Before you read it, allow me to translate:
- Prices have gone up. In many places, you’ll need $500,000 or more to get a nice place to live. Properties that come on the market sell fast. Starter homes are too high for most young professionals who generally buy this kind of property.
- A Zillow spokesman says that is awful for the market. (Note, he doesn’t say it is awful for people trying to buy.)
- A real estate agent says that if you are looking to spend under $500,000, “the train has left the station.”
Data: This article is consistent. It compares the end of May 2012 to the end of May 2016. The trend – that inventory is low – is totally true. However, the figures were chosen to exaggerate the point.
- May 2012 was the bottom of the market, when inventory had been building throughout the recession; it was a particularly high point.
- Memorial Day weekend is typically a slow real estate weekend. Many sellers won’t list on a holiday weekend, instead, they choose the weekend before or after the holiday. May 31, 2012 was the Thursday after Memorial Day; new listings for June 2-3 weekend were counted. May 31, 2016 was Tuesday after Memorial Day; the next weekend’s listings would not yet be up.
- Prices have edged over the $500,000 mark in the past four years in the towns they choice to look at.
- New construction properties are heavily high-end properties for both sale and rental.

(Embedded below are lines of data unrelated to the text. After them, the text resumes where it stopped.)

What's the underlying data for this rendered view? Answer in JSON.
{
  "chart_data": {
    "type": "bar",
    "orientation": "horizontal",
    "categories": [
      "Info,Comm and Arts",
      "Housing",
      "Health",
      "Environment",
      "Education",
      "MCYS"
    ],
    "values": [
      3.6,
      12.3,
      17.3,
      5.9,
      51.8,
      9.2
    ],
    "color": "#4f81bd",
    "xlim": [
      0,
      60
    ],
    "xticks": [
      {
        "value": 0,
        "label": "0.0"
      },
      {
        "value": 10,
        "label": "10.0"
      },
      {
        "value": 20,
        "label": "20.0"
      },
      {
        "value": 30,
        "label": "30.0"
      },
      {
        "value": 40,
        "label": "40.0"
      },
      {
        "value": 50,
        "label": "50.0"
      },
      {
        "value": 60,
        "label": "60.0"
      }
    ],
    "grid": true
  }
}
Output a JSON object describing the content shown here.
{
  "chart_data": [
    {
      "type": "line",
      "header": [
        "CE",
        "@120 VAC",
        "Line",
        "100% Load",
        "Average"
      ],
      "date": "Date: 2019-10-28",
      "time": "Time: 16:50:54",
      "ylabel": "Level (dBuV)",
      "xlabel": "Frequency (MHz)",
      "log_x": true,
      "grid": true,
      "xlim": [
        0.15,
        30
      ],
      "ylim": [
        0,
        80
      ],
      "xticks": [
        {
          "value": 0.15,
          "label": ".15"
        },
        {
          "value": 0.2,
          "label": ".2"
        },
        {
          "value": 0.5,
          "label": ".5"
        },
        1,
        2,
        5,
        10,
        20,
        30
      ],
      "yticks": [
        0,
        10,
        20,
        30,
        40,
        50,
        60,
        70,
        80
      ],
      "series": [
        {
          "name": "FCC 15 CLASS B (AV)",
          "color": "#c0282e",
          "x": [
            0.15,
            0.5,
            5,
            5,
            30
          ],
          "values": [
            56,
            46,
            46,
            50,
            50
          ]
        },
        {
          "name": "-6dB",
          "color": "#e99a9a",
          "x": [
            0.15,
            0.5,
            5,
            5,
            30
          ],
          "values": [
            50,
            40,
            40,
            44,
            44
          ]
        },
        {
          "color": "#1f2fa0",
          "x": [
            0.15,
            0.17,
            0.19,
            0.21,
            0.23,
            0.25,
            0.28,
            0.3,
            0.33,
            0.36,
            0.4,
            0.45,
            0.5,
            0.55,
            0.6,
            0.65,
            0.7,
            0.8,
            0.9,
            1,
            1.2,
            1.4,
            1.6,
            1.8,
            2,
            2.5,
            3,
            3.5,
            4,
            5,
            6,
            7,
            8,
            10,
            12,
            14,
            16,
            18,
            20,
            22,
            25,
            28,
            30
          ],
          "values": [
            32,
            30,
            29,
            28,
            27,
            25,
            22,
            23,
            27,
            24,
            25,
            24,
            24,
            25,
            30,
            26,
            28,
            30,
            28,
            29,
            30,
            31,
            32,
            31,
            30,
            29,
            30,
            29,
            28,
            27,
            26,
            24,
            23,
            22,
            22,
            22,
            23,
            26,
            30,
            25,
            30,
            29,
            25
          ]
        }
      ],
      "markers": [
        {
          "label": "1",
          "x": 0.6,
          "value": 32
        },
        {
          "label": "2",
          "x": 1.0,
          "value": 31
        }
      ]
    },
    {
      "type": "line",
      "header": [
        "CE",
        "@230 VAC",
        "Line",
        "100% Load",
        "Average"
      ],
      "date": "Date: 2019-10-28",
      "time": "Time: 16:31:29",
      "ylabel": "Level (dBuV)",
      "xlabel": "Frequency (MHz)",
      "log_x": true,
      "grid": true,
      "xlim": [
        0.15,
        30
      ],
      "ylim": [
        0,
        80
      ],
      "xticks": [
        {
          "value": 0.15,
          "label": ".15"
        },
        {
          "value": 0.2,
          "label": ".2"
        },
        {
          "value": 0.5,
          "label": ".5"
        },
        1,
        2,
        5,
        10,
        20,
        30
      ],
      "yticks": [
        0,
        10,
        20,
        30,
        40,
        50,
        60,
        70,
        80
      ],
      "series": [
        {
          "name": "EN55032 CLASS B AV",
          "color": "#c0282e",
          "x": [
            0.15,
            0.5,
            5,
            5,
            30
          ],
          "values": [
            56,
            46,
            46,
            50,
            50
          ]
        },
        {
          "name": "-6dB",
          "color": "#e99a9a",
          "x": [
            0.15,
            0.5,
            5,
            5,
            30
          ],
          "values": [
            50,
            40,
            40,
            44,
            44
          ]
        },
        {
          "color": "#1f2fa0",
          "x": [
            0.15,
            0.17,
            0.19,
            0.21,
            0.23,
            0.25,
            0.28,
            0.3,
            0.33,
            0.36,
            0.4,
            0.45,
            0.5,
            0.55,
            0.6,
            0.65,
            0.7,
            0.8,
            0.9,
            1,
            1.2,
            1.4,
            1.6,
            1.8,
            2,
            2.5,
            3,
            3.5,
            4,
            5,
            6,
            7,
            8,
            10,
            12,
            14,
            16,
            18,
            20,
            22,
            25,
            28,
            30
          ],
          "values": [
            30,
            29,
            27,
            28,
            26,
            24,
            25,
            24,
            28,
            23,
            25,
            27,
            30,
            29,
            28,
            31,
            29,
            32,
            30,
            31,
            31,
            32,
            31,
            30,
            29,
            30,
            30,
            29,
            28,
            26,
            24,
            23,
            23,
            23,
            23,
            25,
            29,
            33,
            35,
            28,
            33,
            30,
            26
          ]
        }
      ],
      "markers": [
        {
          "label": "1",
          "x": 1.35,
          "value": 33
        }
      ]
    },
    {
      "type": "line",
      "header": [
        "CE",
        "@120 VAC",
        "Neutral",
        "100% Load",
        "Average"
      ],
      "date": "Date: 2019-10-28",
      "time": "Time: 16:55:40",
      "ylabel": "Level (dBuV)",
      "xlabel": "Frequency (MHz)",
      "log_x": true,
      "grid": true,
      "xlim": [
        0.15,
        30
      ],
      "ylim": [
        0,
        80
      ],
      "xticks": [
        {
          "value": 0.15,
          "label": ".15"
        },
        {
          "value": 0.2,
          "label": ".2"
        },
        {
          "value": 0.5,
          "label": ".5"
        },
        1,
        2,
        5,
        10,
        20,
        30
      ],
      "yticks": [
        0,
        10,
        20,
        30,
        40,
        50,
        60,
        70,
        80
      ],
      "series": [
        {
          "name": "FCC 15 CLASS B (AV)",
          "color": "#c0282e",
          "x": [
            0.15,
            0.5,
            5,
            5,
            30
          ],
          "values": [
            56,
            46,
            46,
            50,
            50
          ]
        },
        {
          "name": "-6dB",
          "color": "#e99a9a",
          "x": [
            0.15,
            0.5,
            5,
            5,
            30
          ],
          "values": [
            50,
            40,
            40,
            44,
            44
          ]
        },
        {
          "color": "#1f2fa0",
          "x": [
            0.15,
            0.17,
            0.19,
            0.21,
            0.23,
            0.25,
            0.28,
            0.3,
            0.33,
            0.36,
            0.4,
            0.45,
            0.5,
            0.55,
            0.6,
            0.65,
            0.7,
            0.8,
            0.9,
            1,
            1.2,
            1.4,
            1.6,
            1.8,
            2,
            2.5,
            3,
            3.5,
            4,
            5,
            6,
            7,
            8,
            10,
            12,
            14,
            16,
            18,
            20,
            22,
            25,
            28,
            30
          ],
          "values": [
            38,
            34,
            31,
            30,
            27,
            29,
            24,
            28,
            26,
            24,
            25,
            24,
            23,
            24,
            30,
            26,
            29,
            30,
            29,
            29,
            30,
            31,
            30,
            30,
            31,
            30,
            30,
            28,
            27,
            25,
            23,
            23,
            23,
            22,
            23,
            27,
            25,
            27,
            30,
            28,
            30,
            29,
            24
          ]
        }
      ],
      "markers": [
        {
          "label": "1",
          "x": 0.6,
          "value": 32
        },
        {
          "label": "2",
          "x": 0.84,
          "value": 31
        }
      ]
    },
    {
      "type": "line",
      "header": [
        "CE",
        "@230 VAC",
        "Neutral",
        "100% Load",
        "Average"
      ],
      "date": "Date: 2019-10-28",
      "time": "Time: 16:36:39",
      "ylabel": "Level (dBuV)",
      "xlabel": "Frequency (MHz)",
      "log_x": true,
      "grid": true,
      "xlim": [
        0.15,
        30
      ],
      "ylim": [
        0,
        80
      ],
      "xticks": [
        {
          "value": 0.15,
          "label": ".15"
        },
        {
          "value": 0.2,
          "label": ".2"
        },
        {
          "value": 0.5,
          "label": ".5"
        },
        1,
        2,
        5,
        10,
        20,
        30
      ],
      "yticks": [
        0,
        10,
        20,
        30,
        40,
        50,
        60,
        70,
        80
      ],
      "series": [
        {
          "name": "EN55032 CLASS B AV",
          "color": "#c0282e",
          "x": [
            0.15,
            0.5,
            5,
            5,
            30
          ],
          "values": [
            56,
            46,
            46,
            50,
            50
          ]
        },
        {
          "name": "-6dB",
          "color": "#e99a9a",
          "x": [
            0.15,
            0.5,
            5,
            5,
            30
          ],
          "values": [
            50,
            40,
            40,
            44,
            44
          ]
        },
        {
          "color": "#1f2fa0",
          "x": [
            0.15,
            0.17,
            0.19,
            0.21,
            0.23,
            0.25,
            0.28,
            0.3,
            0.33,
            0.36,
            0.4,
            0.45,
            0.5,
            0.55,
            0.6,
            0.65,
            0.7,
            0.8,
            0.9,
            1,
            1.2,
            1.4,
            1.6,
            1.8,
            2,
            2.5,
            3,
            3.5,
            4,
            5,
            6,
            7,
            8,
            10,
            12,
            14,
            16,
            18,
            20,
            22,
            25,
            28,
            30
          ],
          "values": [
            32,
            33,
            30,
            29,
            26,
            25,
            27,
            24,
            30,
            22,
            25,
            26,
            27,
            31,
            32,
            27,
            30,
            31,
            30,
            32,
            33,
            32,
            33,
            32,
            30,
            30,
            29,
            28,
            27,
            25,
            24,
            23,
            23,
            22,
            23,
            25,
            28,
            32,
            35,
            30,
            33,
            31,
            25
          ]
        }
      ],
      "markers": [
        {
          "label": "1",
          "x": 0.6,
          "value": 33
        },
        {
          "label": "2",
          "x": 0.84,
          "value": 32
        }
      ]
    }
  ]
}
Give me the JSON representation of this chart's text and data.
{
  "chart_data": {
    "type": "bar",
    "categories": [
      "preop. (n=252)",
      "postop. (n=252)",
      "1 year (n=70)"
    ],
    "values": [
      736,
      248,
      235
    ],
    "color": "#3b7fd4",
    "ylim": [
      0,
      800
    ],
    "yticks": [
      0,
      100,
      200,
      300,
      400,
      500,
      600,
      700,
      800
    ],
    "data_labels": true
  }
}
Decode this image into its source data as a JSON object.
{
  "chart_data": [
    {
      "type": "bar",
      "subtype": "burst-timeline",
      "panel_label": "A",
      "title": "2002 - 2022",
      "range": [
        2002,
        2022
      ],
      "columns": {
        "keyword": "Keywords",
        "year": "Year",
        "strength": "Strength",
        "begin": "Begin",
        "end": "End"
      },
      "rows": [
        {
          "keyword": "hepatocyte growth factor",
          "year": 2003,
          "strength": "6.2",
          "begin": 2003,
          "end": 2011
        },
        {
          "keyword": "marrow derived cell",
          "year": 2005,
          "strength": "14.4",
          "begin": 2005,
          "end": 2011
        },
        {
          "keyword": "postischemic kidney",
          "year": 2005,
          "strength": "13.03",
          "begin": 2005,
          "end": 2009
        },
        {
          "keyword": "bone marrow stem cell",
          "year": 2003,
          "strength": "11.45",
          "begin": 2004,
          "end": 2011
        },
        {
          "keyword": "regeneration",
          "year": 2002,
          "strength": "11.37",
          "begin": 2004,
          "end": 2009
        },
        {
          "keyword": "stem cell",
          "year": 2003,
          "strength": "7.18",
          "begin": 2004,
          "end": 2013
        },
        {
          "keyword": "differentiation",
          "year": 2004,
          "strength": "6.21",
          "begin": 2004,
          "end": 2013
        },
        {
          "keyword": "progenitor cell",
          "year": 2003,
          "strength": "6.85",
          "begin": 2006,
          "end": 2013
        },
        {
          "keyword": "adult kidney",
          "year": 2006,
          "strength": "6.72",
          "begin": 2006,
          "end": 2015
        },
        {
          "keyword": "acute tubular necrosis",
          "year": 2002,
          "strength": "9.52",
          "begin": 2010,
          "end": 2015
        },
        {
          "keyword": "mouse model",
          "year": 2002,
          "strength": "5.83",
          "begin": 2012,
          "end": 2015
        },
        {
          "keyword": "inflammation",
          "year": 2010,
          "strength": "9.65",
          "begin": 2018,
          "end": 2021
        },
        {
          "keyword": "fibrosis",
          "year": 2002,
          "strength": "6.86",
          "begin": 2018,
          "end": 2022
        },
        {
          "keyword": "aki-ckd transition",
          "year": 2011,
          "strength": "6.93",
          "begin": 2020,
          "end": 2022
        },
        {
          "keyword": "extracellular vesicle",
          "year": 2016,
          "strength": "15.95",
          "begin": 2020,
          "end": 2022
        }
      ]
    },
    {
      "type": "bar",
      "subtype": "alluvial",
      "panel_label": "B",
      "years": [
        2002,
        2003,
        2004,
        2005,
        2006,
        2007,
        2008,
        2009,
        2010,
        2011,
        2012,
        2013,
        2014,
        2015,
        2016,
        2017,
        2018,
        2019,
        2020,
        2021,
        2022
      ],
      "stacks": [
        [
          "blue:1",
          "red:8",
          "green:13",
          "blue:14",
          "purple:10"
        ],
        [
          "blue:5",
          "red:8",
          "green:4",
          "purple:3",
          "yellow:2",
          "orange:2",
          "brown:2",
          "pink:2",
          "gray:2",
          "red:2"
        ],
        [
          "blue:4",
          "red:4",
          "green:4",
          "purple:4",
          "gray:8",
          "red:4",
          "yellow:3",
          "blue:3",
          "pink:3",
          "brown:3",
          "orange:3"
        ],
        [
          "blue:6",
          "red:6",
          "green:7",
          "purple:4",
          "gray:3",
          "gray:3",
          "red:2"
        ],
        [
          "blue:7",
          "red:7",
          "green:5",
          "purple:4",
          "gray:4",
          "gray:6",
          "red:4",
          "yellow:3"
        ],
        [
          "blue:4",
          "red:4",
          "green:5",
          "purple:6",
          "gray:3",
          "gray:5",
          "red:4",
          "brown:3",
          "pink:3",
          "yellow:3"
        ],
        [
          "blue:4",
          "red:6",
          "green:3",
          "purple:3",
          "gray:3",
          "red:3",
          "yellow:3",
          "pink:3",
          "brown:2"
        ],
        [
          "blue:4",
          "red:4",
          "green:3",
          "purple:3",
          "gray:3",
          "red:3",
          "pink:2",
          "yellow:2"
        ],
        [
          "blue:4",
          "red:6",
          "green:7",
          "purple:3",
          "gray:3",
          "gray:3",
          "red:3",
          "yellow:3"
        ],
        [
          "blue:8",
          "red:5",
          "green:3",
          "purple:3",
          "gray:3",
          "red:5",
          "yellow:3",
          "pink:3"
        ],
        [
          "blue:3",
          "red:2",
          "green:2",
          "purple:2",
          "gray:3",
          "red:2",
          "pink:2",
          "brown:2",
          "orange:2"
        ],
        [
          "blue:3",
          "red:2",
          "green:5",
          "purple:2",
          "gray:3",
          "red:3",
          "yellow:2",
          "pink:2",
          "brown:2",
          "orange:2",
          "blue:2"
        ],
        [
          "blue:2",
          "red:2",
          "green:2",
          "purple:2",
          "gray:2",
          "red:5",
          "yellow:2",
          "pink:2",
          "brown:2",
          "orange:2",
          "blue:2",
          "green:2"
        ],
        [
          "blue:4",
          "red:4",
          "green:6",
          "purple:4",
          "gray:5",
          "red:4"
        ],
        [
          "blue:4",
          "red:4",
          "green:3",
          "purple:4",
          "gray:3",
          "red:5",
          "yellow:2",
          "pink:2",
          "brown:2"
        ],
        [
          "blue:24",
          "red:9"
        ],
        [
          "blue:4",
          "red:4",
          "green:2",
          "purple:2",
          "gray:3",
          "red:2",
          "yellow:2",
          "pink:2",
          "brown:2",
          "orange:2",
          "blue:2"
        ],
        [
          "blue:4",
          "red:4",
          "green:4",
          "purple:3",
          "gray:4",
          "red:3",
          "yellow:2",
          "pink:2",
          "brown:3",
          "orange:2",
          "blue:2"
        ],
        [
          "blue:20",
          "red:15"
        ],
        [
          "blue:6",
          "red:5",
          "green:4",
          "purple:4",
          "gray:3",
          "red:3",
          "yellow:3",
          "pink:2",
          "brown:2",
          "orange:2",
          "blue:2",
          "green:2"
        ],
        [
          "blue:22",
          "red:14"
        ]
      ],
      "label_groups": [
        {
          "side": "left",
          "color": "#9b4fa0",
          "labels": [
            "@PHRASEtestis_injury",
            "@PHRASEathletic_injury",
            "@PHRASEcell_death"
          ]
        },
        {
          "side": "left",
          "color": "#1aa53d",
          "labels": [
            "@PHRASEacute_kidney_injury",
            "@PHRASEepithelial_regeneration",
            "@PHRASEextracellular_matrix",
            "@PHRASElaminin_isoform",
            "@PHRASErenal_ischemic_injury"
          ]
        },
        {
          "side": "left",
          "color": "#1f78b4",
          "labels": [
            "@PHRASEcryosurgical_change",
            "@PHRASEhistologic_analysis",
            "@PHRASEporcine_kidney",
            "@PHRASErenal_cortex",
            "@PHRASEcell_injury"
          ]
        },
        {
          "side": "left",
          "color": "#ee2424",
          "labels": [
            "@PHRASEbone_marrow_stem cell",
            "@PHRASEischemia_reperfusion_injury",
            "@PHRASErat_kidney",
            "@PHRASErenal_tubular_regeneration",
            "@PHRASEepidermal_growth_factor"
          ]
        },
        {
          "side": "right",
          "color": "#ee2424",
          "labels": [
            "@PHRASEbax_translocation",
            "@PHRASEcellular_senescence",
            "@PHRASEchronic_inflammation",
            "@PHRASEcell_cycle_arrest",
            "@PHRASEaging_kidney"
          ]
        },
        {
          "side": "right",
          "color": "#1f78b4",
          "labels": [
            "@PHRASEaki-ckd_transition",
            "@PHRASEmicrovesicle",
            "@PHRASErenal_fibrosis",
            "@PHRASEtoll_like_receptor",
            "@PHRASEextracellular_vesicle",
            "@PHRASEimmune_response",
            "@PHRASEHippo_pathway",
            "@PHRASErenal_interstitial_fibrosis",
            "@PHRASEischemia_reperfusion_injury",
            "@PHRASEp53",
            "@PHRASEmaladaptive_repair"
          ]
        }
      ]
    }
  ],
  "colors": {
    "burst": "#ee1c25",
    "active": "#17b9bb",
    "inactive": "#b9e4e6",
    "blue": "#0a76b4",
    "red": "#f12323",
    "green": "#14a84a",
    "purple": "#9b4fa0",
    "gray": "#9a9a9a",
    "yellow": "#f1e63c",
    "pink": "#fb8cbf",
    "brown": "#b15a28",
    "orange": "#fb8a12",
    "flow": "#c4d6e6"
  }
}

- Sellers are reluctant to sell until they find their next property.
- The young professional work-force cannot buy or rent a nice place to live near work. Some move further out, and commute, but some will abandon Boston. This is bad for business.
Our take on the market?
The trends are bad for people. They are bad for our buyers, and for our agents. Builders have cashed in by creating high-end housing. This has contributed to the problem. Workforce housing issues are not only a problem for minimum wage workers; young professionals are hard-pressed to enter the market.
- Despite the dire warnings of The Boston Globe article, six of our clients have purchased a house or condo for less than $500,000. Of those, only one was outside of I-95. (That one was between I-95 and I-495.)
- There are limited choices. It takes longer to find a nice place among the limited options available. Our clients who persevere do as well.
- Prices are going up rapidly this spring. There are reasons to be cautious about over-inflation.